Data Architecture Audit for OHO Group
Data Architecture Audit for OHO Group
OHO Group set out to modernize their data infrastructure. Agmis was brought in to conduct a data architecture audit - reviewing existing systems, mapping data flows, and identifying opportunities to bring everything into a unified, future-ready foundation.
A Growing Operation Ready for the Next Step
OHO Group operates a large-scale manufacturing environment with data generated across the production floor - from sensor platforms and quality control systems to energy monitoring, access control, and enterprise software. The systems were functional, but many had been deployed over time to solve specific needs, and not all of them provided data in consistent or easily accessible formats.
As the company looked to implement a centralized reporting and analytics infrastructure, the goal was clear: review every existing system and the data it produces, find all opportunities to connect that information into a common pool, and make sure nothing gets missed along the way. The audit was a proactive step - not a response to failure, but a way to ensure the next phase of modernization would go smoothly.
Reviewing the Full Data Landscape
The core systems were already in place. The question was how to bring other parts of the infrastructure into alignment - ensuring each system could contribute its data to a shared, structured environment. Agmis reviewed each component to understand what data it generates, how it's stored, and what it would take to integrate it.

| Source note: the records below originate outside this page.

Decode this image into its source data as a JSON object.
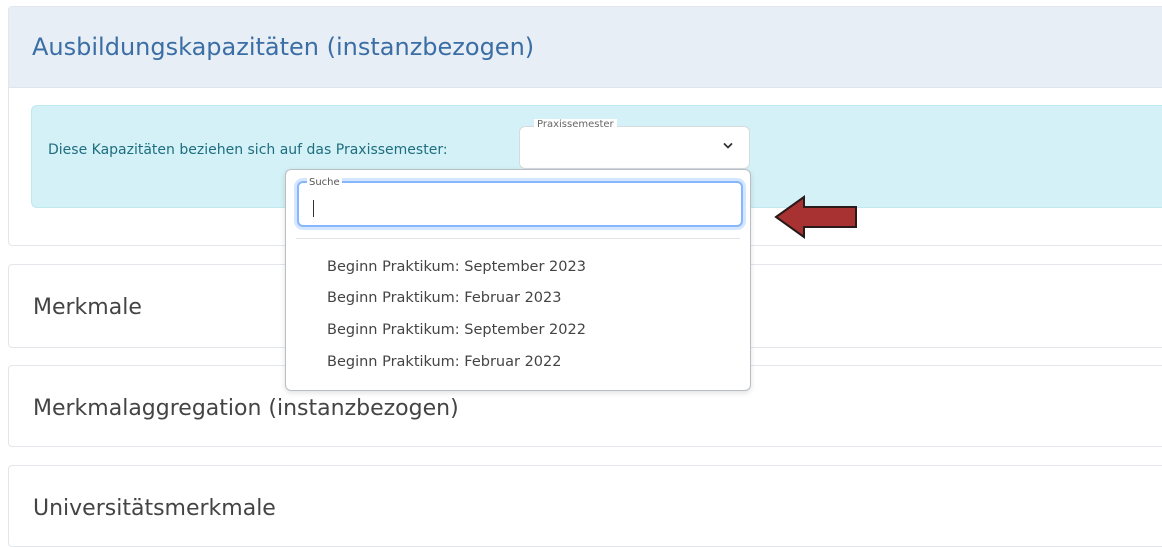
{
  "capacity_card": {
    "title": "Ausbildungskapazitäten (instanzbezogen)",
    "info_text": "Diese Kapazitäten beziehen sich auf das Praxissemester:",
    "select": {
      "label": "Praxissemester",
      "value": ""
    }
  },
  "dropdown": {
    "search_label": "Suche",
    "search_value": "",
    "options": [
      "Beginn Praktikum: September 2023",
      "Beginn Praktikum: Februar 2023",
      "Beginn Praktikum: September 2022",
      "Beginn Praktikum: Februar 2022"
    ]
  },
  "sections": [
    {
      "title": "Merkmale"
    },
    {
      "title": "Merkmalaggregation (instanzbezogen)"
    },
    {
      "title": "Universitätsmerkmale"
    }
  ],
  "colors": {
    "header_bg": "#e8eef5",
    "title_blue": "#3a6ea5",
    "alert_bg": "#d3f1f6",
    "alert_text": "#1e6e80",
    "focus_blue": "#86b7fe",
    "arrow_fill": "#a83232"
  },
  "icons": {
    "select_chevron": "chevron-down-icon",
    "pointer_arrow": "left-arrow-icon"
  }
}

Opportunities Identified Before the Upgrade
The audit surfaced areas where existing systems could be better aligned with the company's modernization goals - giving OHO Group a clear picture of what to address before moving forward.
Unstructured Data Storage
Some systems stored information in flat files with no structured format, which would need to be addressed to enable automated processing and cross-system queries in the new environment.
Isolated Data Sources
Several data sources operated in isolation with no integration path beyond manual exports - areas where establishing direct connections would unlock more complete operational visibility.
A Clear Foundation for Moving Forward
Complete Data Source Map
A comprehensive visualization of every system and its connections - showing what generates data, where it flows, and where it stops.
Architecture Vision
A recommended approach for centralizing data via API-driven integration, providing a target state architecture for the modernization effort.
Prioritized Risk & Gap Register
A ranked list of areas requiring attention before the upgrade - ensuring resources are directed where they matter most.
Next Steps
Infrastructure Updates
Where existing systems no longer meet requirements for data format, speed, or integration capability, the audit identified specific components to update - ensuring the new centralized environment receives clean, reliable data from every source.
Centralized Data Pipeline
Implement an API-first data pipeline strategy to bring all systems into a shared data pool - replacing manual exports with automated, structured data flows that support real-time reporting and analytics.
The Map Before the Journey
Modernization goes smoothly when there's a clear understanding of what's already in place. Companies that review their data landscape before upgrading avoid the costly rework that comes from discovering gaps mid-implementation.
Smooth Transition
A pre-upgrade audit ensures every system is accounted for, every data flow is mapped, and the modernization plan reflects reality - not assumptions.
Modernize With Confidence
Every upgrade decision is backed by a complete understanding of the current data landscape and its interdependencies.
Future-Ready Foundation
A unified data architecture sets the stage for automation, real-time analytics, and continued optimization as the business grows.